Seminário organizado pela EPSJV/Fiocruz discute princípios que deveriam orientar discussões sobre a Política Nacional de Atenção Básica
Cátia Guimarães - EPSJV/Fiocruz | 15/12/2016 09h44 - Atualizado em 01/07/2022 09h45
Seminário discute Atenção Básica Foto: Maycon Gomes (EPSJV/Fiocruz)

“Não há SUS sem atenção básica!”. Foi com esse mote que a Escola Politécnica de Saúde Joaquim Venâncio (EPSJV/Fiocruz) promoveu um seminário para discutir com profissionais e estudantes o que foi caracterizado como um desmonte das políticas de saúde. Como pano de fundo do debate crítico, pairavam medidas como a PEC 55 do teto dos gastos – aprovada em definitivo pelo Senado no mesmo dia do evento, 13 de dezembro -, o texto da nova reforma da previdência, em tramitação no Congresso, e, mais especificamente, o processo de revisão da Política Nacional de Atenção Básica (PNAB) que vem sendo tocado pelo Ministério da Saúde. Embora não esteja formalmente em curso, essa revisão já foi objeto do VII Fórum Nacional de Gestores da Atenção Básica à Saúde, realizado pelo Ministério em outubro deste ano. Na ocasião, a EPSJV emitiu uma nota pública discordando da forma como foi organizado o evento, sem ampla participação, e se posicionando criticamente em relação a algumas medidas sugeridas no documento-síntese do encontro.

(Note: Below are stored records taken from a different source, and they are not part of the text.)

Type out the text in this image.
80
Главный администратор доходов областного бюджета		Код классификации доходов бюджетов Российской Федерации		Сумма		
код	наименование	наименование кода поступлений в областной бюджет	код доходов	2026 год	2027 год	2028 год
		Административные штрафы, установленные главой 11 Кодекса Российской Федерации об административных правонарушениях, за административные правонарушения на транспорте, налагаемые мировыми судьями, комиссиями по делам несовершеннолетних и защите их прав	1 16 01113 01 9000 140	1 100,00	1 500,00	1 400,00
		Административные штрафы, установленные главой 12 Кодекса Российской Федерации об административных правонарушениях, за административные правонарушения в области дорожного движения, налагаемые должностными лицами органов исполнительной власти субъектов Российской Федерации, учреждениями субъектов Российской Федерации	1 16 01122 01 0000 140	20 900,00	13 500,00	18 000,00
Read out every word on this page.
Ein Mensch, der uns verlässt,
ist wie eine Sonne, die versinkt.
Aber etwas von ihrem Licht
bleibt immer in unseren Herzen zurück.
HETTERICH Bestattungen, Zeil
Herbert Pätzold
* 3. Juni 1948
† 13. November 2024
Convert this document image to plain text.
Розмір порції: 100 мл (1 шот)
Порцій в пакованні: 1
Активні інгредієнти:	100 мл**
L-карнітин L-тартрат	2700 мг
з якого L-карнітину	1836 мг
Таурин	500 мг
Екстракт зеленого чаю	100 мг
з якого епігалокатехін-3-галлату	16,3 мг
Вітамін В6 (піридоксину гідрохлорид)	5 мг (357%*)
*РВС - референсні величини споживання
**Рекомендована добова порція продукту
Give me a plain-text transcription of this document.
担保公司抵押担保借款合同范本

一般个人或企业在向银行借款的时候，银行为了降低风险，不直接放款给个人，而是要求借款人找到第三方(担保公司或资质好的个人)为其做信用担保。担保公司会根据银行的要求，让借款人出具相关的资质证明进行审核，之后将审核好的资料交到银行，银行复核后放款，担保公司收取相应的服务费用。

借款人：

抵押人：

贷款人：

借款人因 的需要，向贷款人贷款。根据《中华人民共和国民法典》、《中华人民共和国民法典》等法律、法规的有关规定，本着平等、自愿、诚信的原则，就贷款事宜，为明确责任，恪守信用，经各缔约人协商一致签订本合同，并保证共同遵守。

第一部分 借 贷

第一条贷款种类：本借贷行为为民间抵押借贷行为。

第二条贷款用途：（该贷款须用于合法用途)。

O objetivo principal do evento foi fomentar a construção coletiva de um posicionamento em defesa do SUS pautado na Atenção Básica à Saúde e na ampla proteção aos direitos sociais. O documento de teses produzido para o evento contextualiza: “A ofensiva do mercado contra a perspectiva dos direitos sociais tem avançado no campo da saúde pública brasileira, na disputa do fundo público, oferecendo propostas aparentemente democráticas, como o acesso a planos de saúde populares, a contratação de trabalhadores por meio de mecanismos de terceirização e a remuneração diferenciada, promovida pela gestão produtivista e privatista. Tudo isso reforça a desconstrução da face pública e universal do SUS. Na contramão dessa história, a atenção básica em saúde tem sido o espaço estratégico de expansão do SUS e de tentativa de reorientação do modelo de atenção à saúde. Por isso, a investida dos interesses privatistas tem se dirigido atualmente para esse espaço”.

Gerencialismo

A mesa começou com uma fala da professora-pesquisadora Ialê Faleiros, da EPSJV/Fiocruz, sobre a relação entre público e privado. Ela explicou que esse “mix”, que parece muito atual, já estava previsto na origem da reforma do Estado, um processo movido pelas necessidades das forças empresariais que tem como uma de suas expressões a segmentação da assistência à saúde. Ela destacou que, na saúde, essas mesmas “forças empresariais” estariam se empenhando em construir a visão de que o importante é garantir um serviço de boa qualidade, independentemente de quem o oferece, seja um ente público ou privado. “Isso retira a potência do modo de pensar a saúde e a atenção básica construída pelo movimento sanitário”, lamentou.

Na sequência, a também professora-pesquisadora da EPSJV/Fiocruz Danielle Moraes se dedicou a destrinchar o que chamou de “lógica gerencialista”, apresentada como um padrão de mercado que tem servido como metáfora para se pensarem os sérvios públicos e o conjunto da vida social. O objetivo era discutir criticamente princípios e pressupostos que, segundo a debatedora, parecem estar orientando o debate sobre a PNAB. “O gerencialismo tem relação com a ideia de otimizar resultados, visando minimizar os gastos”, definiu, explicando que muitas vezes esse processo “dá um tom” privatista à gestão pública. Não que seja necessariamente ruim a busca por mais efetividade nos processos e na gestão, esclareceu. O problema, disse, é definir o “valor” principal a ser defendido. “O que o dono de uma empresa deseja é que se diminua ao máximo o custo com o seu produto. Para isso, ele vai querer diminuir o quanto gasta com a matéria-prima e fornecedores. Se o bem-estar da população não for um valor, ele pode substituir um fornecedor de matéria-prima que não usa agrotóxicos, se for um gênero alimentício por algo de menor custo, com agrotóxicos, que são venenos. Se o bem estar ou as condições materiais de existência do trabalhadores da fábrica não forem um valor, o dono vai reduzir o número de trabalhadores, vai demitir, vai diminuir o salário, flexibilizar vínculos de trabalho, precarizar os processos de trabalho”, ilustrou.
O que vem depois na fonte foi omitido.